Als ich zuhause ankomme, wuschele ich meinem Jungen durch die Haare, wie er da so liegt, mit seinem Tablet auf dem Bett. Er guckt Youtube Videos, immerhin welche in englischer Sprache, der spitze Ausschlag nach unten auf seiner Emotionskurve scheint verebbt. Die Mülltüte fläzt noch neben der Eingangstür, tippt ungeduldig klopfend, dunkelrot angelaufen, mit den Fingerspitzen aufs Parkett. Mir ist nun danach, einen so richtig großen Bogen zu spannen!
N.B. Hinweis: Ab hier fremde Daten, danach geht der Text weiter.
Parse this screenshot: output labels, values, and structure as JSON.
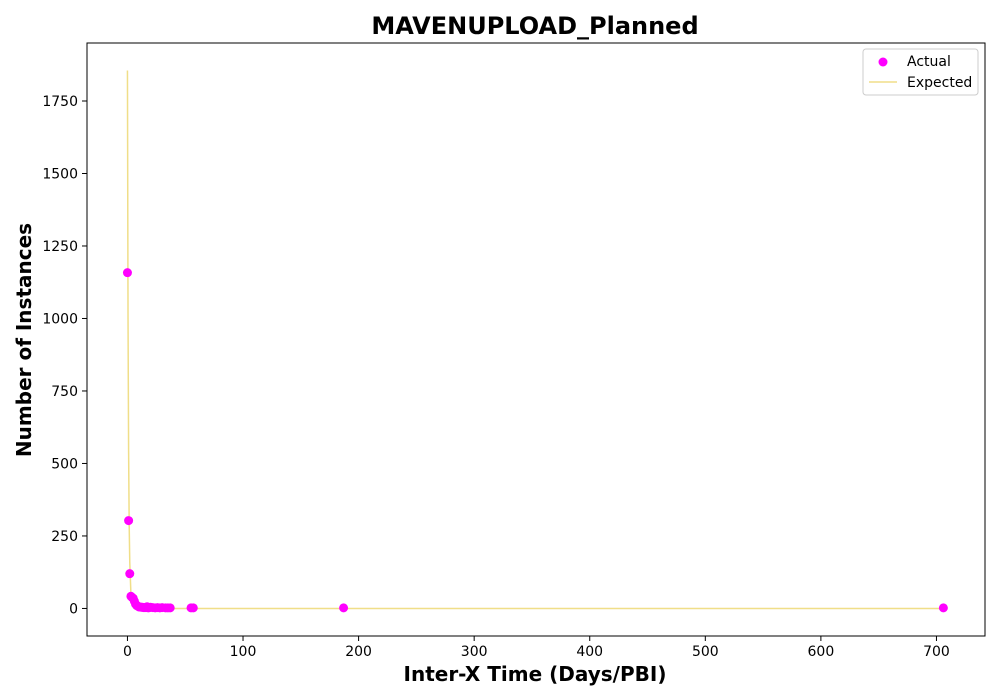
{
  "chart_data": {
    "type": "scatter",
    "title": "MAVENUPLOAD_Planned",
    "xlabel": "Inter-X Time (Days/PBI)",
    "ylabel": "Number of Instances",
    "xlim": [
      -35,
      742
    ],
    "ylim": [
      -95,
      1950
    ],
    "xticks": [
      0,
      100,
      200,
      300,
      400,
      500,
      600,
      700
    ],
    "yticks": [
      0,
      250,
      500,
      750,
      1000,
      1250,
      1500,
      1750
    ],
    "legend_position": "top-right",
    "grid": false,
    "series": [
      {
        "name": "Actual",
        "kind": "scatter",
        "color": "#ff00ff",
        "x": [
          0,
          1,
          2,
          3,
          4,
          5,
          6,
          7,
          8,
          9,
          10,
          11,
          12,
          13,
          14,
          15,
          16,
          17,
          18,
          19,
          20,
          22,
          24,
          26,
          28,
          30,
          33,
          35,
          37,
          55,
          57,
          187,
          706
        ],
        "y": [
          1158,
          303,
          120,
          42,
          38,
          35,
          25,
          15,
          10,
          8,
          5,
          5,
          4,
          4,
          3,
          3,
          3,
          6,
          2,
          3,
          4,
          3,
          2,
          3,
          2,
          3,
          2,
          2,
          2,
          2,
          2,
          2,
          2
        ]
      },
      {
        "name": "Expected",
        "kind": "line",
        "color": "#f0de88",
        "x": [
          0,
          0.5,
          1,
          1.5,
          2,
          3,
          4,
          5,
          6,
          8,
          10,
          15,
          20,
          30,
          50,
          100,
          200,
          400,
          706
        ],
        "y": [
          1855,
          1000,
          540,
          290,
          160,
          50,
          15,
          5,
          2,
          0.3,
          0,
          0,
          0,
          0,
          0,
          0,
          0,
          0,
          0
        ]
      }
    ]
  }
}
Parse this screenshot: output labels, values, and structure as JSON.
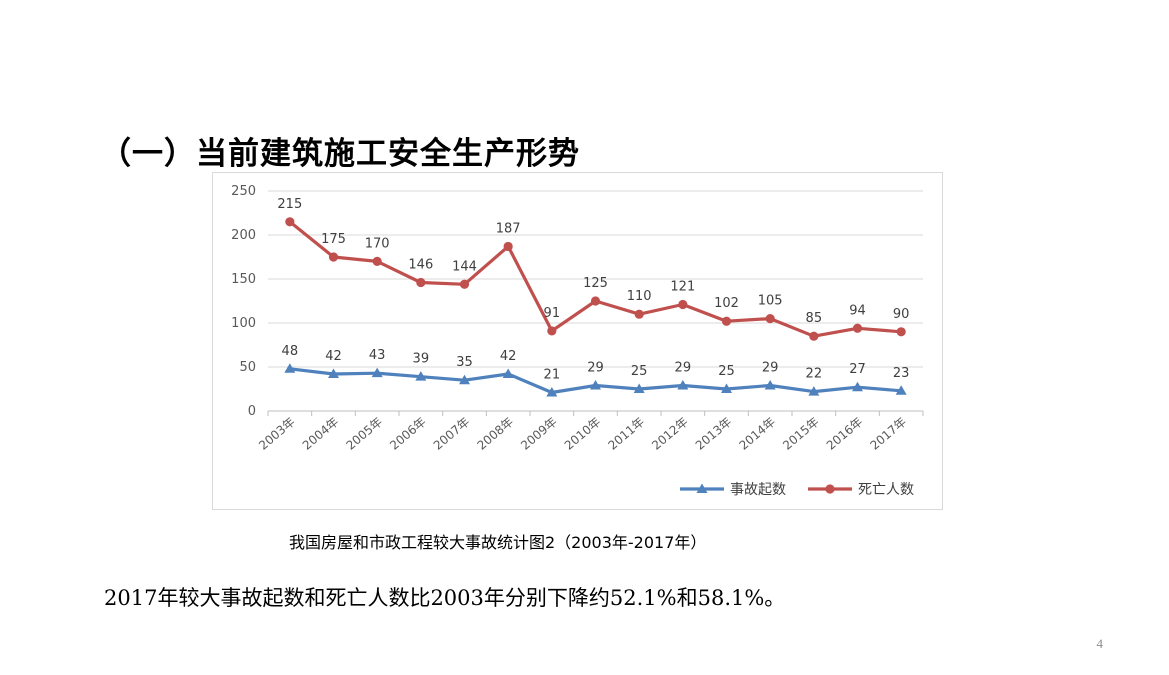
{
  "heading": "（一）当前建筑施工安全生产形势",
  "caption": "我国房屋和市政工程较大事故统计图2（2003年-2017年）",
  "summary": "2017年较大事故起数和死亡人数比2003年分别下降约52.1%和58.1%。",
  "page_number": "4",
  "chart_data": {
    "type": "line",
    "title": "",
    "xlabel": "",
    "ylabel": "",
    "ylim": [
      0,
      250
    ],
    "yticks": [
      "0",
      "50",
      "100",
      "150",
      "200",
      "250"
    ],
    "categories": [
      "2003年",
      "2004年",
      "2005年",
      "2006年",
      "2007年",
      "2008年",
      "2009年",
      "2010年",
      "2011年",
      "2012年",
      "2013年",
      "2014年",
      "2015年",
      "2016年",
      "2017年"
    ],
    "grid": true,
    "legend_position": "bottom-right",
    "series": [
      {
        "name": "事故起数",
        "color": "#4f81bd",
        "marker": "triangle",
        "values": [
          48,
          42,
          43,
          39,
          35,
          42,
          21,
          29,
          25,
          29,
          25,
          29,
          22,
          27,
          23
        ]
      },
      {
        "name": "死亡人数",
        "color": "#c0504d",
        "marker": "circle",
        "values": [
          215,
          175,
          170,
          146,
          144,
          187,
          91,
          125,
          110,
          121,
          102,
          105,
          85,
          94,
          90
        ]
      }
    ]
  }
}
„Was, wenn Spiele wie Fortnite einen evolutionären Auftrag haben? Wenn hinter den Spieleentwicklern findige Wissenschaftler, Soziologen, medizinischer Forscher stecken, die eure Generation und damit auch die eurer Kinder und Kindeskinder darauf vorbereiten, mit kleinster Fläche und ohne Bedürfnis nach Außenwelt und Natur zurecht kommen zu können? Erfüllende Freundschaften im Netz, gemeinsames Erleben online reicht aus, um sich glücklich und zugehörig zu fühlen. Was viel Sinn machen würde, wenn man bedenkt, das meine, und die Generationen zuvor, es bald geschafft haben werden, euch den Planeten zu versauen.“ Die Mülltüte schiebt sich in meinen Blick und daran merke ich, dass ich wohl laut gedacht habe. War gar nicht meine Absicht. Neben mir springt es nun lebendig in die Höhe, stürzt voller Vitalität in die Turnschuhe und schnappt sich den gelben Müllsack. Der wieder still und harmlos in der Ecke steht. Bis sich „das Kind“ ihn schnappt und mit Grübchenlächeln und einem ernsthaften Schreck, den ich an den sich entspannenden Stirnfalten erkenne, ankündigt, noch eine Runde zu drehen. In der echten Welt! Vielleicht klingele er bei Leo, dem schade ein bisschen Frischluft ja schließlich auch nix.

Ich bin mir bewusst, dass ich nicht träume. Manchmal macht mich die eigene Not sogar schlau. Leben Sie schön, in allen möglichen Welten!